Vous pensez bien. Monsieur le Ministre, qu’un si étonnant coup d’État non seulement contre le latin, mais contre les dialectes et les langues parlées en France n’alla pas non plus sans « de merveilleuses crieries », dont Ramus nous a transmis les échos[1]. Le roi néanmoins tint bon et, depuis lui, tous ses successeurs[2].

Je conviens qu’en pratique, bien des tolérances furent accordées, bien des négligences furent commises, dans l’Alsace conquise en particulier. Ce n’est pas toutefois que les idées fussent changées, comme les lettres de Colbert en font foi[3].

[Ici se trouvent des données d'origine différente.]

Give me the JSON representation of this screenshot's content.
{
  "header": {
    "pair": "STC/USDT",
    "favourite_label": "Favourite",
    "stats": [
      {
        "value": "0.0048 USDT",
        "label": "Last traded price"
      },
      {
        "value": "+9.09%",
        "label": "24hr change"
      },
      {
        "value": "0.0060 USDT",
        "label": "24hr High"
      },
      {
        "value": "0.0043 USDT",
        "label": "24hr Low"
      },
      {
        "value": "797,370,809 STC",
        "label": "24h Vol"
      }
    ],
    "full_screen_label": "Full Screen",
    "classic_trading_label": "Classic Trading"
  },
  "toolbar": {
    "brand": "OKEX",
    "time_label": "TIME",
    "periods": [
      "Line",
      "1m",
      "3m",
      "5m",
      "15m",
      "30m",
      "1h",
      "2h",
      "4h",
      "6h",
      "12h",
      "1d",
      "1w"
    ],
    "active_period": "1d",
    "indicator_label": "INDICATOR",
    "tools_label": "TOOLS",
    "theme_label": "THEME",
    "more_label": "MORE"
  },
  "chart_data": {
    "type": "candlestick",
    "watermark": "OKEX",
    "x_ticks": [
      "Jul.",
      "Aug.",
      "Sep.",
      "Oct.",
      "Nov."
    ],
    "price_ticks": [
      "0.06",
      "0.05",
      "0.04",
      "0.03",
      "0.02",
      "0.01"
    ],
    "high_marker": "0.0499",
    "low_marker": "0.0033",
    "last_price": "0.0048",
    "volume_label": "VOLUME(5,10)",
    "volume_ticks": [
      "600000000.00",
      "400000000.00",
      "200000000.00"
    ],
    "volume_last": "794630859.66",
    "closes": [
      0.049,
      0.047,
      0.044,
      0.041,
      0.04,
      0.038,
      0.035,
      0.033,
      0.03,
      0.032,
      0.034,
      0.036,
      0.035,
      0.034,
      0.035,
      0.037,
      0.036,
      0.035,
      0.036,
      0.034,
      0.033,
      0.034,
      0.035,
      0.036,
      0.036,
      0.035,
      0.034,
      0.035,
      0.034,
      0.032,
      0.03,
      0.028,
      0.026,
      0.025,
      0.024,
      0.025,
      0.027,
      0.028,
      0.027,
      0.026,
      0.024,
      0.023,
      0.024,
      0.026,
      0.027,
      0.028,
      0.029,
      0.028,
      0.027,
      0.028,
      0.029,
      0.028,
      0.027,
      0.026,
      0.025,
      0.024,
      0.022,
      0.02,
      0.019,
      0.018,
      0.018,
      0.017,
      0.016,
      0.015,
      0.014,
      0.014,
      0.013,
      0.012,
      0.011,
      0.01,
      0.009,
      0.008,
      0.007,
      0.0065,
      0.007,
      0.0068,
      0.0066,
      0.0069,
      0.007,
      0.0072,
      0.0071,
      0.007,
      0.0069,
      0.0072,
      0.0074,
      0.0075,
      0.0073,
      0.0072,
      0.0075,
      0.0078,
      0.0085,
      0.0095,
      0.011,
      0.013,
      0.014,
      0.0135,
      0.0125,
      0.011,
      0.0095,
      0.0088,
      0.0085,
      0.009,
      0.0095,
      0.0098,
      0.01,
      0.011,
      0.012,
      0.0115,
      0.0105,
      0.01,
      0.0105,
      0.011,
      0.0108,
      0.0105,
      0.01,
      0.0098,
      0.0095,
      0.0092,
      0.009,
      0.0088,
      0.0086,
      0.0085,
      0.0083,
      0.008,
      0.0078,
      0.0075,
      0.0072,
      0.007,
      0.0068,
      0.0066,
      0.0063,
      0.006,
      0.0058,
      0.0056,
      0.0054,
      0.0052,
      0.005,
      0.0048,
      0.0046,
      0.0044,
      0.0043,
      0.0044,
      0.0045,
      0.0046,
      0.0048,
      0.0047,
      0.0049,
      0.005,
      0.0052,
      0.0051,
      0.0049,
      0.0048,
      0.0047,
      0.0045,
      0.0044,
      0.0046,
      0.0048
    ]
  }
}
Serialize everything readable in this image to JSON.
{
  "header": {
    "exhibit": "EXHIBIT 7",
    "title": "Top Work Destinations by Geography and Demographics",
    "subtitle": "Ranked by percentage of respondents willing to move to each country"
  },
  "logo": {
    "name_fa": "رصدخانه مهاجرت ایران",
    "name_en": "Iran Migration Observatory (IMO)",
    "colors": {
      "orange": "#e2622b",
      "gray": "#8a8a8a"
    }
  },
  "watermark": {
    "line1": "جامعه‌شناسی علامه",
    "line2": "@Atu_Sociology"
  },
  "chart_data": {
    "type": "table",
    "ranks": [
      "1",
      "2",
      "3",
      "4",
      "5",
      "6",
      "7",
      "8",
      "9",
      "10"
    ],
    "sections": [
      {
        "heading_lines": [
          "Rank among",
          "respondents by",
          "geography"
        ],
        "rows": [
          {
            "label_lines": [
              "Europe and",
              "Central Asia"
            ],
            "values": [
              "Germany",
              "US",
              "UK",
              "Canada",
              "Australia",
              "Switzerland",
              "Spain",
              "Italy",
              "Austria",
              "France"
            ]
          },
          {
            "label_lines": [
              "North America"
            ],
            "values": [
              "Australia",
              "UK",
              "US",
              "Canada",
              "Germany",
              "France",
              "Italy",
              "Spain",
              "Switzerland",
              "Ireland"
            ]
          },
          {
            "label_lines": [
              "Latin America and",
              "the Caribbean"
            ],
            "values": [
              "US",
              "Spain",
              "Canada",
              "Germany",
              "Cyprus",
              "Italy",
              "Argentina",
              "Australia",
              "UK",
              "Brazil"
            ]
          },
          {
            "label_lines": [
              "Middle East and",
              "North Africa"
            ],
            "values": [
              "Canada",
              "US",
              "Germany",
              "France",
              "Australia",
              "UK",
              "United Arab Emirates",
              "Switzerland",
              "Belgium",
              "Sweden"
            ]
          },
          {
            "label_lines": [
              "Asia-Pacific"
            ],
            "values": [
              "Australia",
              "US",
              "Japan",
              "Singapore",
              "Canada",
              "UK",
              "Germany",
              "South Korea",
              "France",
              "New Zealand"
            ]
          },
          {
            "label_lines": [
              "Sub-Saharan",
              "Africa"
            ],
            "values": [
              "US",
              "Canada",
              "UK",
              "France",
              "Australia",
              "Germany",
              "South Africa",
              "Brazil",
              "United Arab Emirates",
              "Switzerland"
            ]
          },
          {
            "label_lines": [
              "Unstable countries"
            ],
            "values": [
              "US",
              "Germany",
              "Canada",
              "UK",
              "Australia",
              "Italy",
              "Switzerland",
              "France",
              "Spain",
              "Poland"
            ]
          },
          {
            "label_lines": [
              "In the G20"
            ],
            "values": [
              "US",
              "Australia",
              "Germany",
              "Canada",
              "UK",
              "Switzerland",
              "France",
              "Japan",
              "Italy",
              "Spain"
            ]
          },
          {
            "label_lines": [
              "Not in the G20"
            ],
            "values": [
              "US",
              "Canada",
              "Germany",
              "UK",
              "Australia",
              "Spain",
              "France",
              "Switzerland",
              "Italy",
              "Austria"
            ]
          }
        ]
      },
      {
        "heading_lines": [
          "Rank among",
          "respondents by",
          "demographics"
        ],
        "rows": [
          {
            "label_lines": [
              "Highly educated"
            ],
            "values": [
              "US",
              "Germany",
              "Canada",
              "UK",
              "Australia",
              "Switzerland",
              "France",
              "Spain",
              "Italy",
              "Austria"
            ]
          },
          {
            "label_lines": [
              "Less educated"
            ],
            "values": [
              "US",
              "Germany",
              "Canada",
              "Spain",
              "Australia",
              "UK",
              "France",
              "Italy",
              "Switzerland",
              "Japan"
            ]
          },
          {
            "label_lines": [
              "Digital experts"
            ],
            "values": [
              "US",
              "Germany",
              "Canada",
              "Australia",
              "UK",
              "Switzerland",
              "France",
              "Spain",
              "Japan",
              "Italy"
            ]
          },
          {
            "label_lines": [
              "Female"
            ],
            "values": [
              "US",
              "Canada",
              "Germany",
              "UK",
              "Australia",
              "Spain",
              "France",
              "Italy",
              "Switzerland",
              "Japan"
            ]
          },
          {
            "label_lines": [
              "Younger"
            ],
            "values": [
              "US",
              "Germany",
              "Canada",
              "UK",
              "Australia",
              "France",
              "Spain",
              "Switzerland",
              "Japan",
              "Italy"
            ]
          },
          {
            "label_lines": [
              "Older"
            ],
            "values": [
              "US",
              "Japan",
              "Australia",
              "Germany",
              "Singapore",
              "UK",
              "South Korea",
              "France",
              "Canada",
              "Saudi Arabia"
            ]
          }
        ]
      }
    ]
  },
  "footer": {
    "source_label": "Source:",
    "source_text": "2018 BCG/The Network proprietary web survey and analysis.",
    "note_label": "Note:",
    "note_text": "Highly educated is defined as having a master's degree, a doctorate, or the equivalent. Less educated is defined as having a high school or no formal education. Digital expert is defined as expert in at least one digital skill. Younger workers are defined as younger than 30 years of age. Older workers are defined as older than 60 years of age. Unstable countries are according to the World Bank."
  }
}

  1. Gramaire, 1572, 49-50.
  2. En 1621, l’édit portant création du Parlement de Pau, prescrit l’usage exclusif du français. En 1635, nouvel édit interdisant le flamand à Ypres et dans toutes les châtellenies de Flandre. Le 30 janvier 1685, arrêt du conseil défendant de recevoir aucun acte en allemand. En février 1700, édit analogue relatif aux juridictions de Roussillon, Conflans et Cerdagne, etc. Bref, chaque fois que l’occasion s’en présente, la même volonté se renouvelle expressément.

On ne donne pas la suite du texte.